Steele continued, “My own view is that an account-settling inquiry is not the best route to follow.... It would give an essentially punitive air to proceedings and lead at best to buck-passing between officials and ministers, and at worst to a media-stimulated search for heads to roll.”

For the Guardian commentator, “The wider issue is to ensure that Britain enters no such ‘war of choice’ again.”

In the Times, defence editor Michael Evans, expressed hope that the inquiry would examine “at what stage did the Blair Government decide that removing Iraq’s supposed weapons of mass destruction (WMD) was no longer the only objective and that regime-change was the real aim?” And what was really “going on behind the scenes” when—in face of opposition from France and Germany—the British government abandoned its attempts to secure a second United Nations resolution supporting an invasion.

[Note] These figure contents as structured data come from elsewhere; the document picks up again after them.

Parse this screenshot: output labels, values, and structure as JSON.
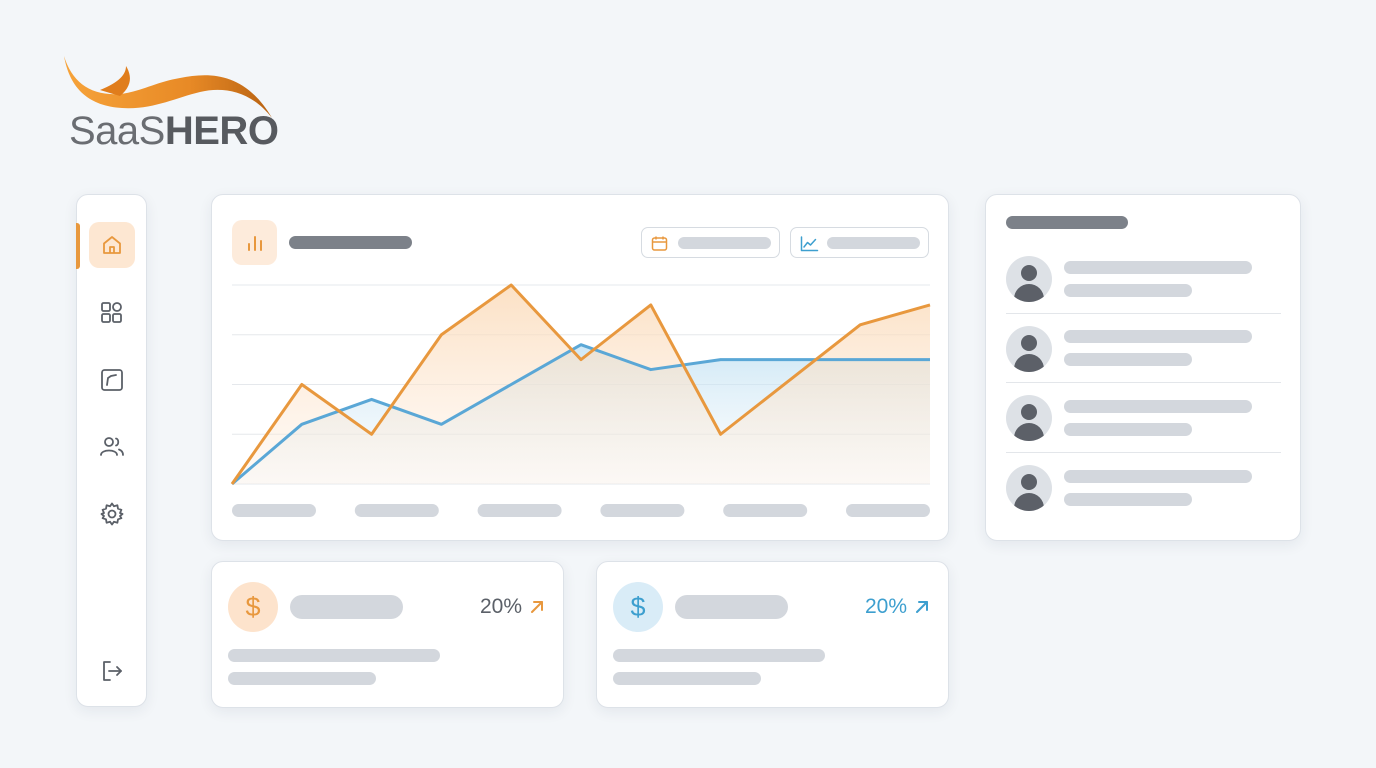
{
  "brand": {
    "name_part1": "Saa",
    "name_part2": "S",
    "name_part3": "HERO",
    "accent_color": "#e8983e",
    "secondary_color": "#5aa7d6"
  },
  "sidebar": {
    "items": [
      {
        "name": "home",
        "icon": "home-icon",
        "active": true
      },
      {
        "name": "apps",
        "icon": "grid-icon",
        "active": false
      },
      {
        "name": "reports",
        "icon": "chart-icon",
        "active": false
      },
      {
        "name": "users",
        "icon": "users-icon",
        "active": false
      },
      {
        "name": "settings",
        "icon": "gear-icon",
        "active": false
      }
    ],
    "logout_icon": "logout-icon"
  },
  "main_chart": {
    "header_icon": "bar-chart-icon",
    "filters": [
      {
        "icon": "calendar-icon"
      },
      {
        "icon": "trend-icon"
      }
    ],
    "chart_data": {
      "type": "area",
      "x": [
        0,
        1,
        2,
        3,
        4,
        5,
        6,
        7,
        8,
        9,
        10
      ],
      "series": [
        {
          "color": "#e8983e",
          "values": [
            0,
            2,
            1,
            3,
            4,
            2.5,
            3.6,
            1,
            2.1,
            3.2,
            3.6
          ]
        },
        {
          "color": "#5aa7d6",
          "values": [
            0,
            1.2,
            1.7,
            1.2,
            2,
            2.8,
            2.3,
            2.5,
            2.5,
            2.5,
            2.5
          ]
        }
      ],
      "grid": true,
      "x_tick_count": 6
    }
  },
  "stats": [
    {
      "icon_glyph": "$",
      "icon": "dollar-icon",
      "percent": "20%",
      "trend_icon": "arrow-up-right-icon",
      "color": "#e8983e"
    },
    {
      "icon_glyph": "$",
      "icon": "dollar-icon",
      "percent": "20%",
      "trend_icon": "arrow-up-right-icon",
      "color": "#3d9fcf"
    }
  ],
  "list": {
    "item_count": 4,
    "avatar_icon": "user-avatar-icon"
  }
}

“War of choice,” “regime change,” machinations “behind the scenes”? The use of such language points to the real issue—that the invasion and occupation of Iraq constituted acts of aggression, and that for all the talk about Saddam Hussein posing a grave danger to the world, the real practitioner of violence, death and destruction was US imperialism, aided by its British lickspittle.

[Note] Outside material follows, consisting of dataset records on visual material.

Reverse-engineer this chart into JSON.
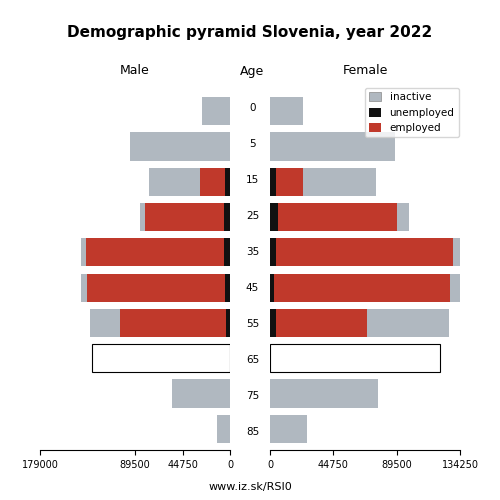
{
  "title": "Demographic pyramid Slovenia, year 2022",
  "subtitle": "www.iz.sk/RSI0",
  "col_male": "Male",
  "col_age": "Age",
  "col_female": "Female",
  "legend_inactive": "inactive",
  "legend_unemployed": "unemployed",
  "legend_employed": "employed",
  "color_inactive": "#b0b8c0",
  "color_unemployed": "#111111",
  "color_employed": "#c0392b",
  "age_labels": [
    85,
    75,
    65,
    55,
    45,
    35,
    25,
    15,
    5,
    0
  ],
  "male_inactive": [
    12000,
    55000,
    130000,
    28000,
    5000,
    5000,
    5000,
    48000,
    94000,
    26000
  ],
  "male_unemployed": [
    0,
    0,
    0,
    4000,
    5000,
    5500,
    6000,
    4500,
    0,
    0
  ],
  "male_employed": [
    0,
    0,
    0,
    100000,
    130000,
    130000,
    74000,
    24000,
    0,
    0
  ],
  "female_inactive": [
    26000,
    76000,
    120000,
    58000,
    8000,
    5000,
    8000,
    52000,
    88000,
    23000
  ],
  "female_unemployed": [
    0,
    0,
    0,
    4500,
    3000,
    4500,
    6000,
    4000,
    0,
    0
  ],
  "female_employed": [
    0,
    0,
    0,
    64000,
    124000,
    125000,
    84000,
    19000,
    0,
    0
  ],
  "xlim_left": 179000,
  "xlim_right": 134250,
  "figsize": [
    5.0,
    5.0
  ],
  "dpi": 100
}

Claims that Iraq possessed weapons of mass destruction served as the pretext for the drive by the US to offset its economic decline relative to its major rivals by utilizing America’s superior military power to violently impose its geo-strategic interests in the oil-rich Middle East.

With the UK hoping for a share in the spoils, the political representatives of the financial oligarchy in the US and Britain hatched a conspiracy against both the oppressed peoples of the Middle East and their own populations. 

Evidence already in the public domain shows that Prime Minister Tony Blair signed off in private on US war aims. In public, however, his government doctored and manufactured intelligence reports on Iraq’s supposed WMD.

In the face of widespread condemnation, Blair declared that the test of government was its ability to ignore the popular will. In this, he had the support of virtually the entire political establishment and the media.

Estimates of the number of Iraqi lives lost as a consequence of the war and occupation are as high as 1 million. Iraq has been reduced to rubble, its infrastructure largely destroyed, while millions have been turned into refugees and millions more face unemployment and grinding poverty. Some 179 British service personnel and 4,315 US troops have been killed.

The cold fact for the British bourgeoisie, and the Labour government in particular, is that even an investigation aimed solely at “lesson learning” in preparation for future wars of conquest immediately opens the door for legal proceedings against the war’s architects.

The prosecution of high-ranking Nazis at the end of the Second World War established that the deliberate commissioning of an aggressive war constituted a criminal violation of international law.

Indeed, this was the first charge leveled against the Nazi leadership. As the International Tribunal convened in Nuremberg explained: “To initiate a war of aggression ... is not only an international crime, it is the supreme international crime, differing from other war crimes in that it contains within itself the accumulated evil of the whole.”

In the case of the Iraq war, this “accumulated evil” has found its malignant expression in mass killings, torture, “extraordinary rendition,” illegal detention and far-reaching attacks on basic democratic rights of the working class.

What is called for is not yet another government-sponsored inquiry into the Iraq war, but the assembling of a war crimes tribunal to prosecute Bush, Blair and their co-conspirators for their murderous actions.

This is not merely a matter of retribution against these individuals. For crimes of this scale to go unpunished would have catastrophic implications for the political, social and moral life of Britain, the United States and indeed the whole world. It would only facilitate new and even more terrible wars of aggression and the atrocities that flow from them.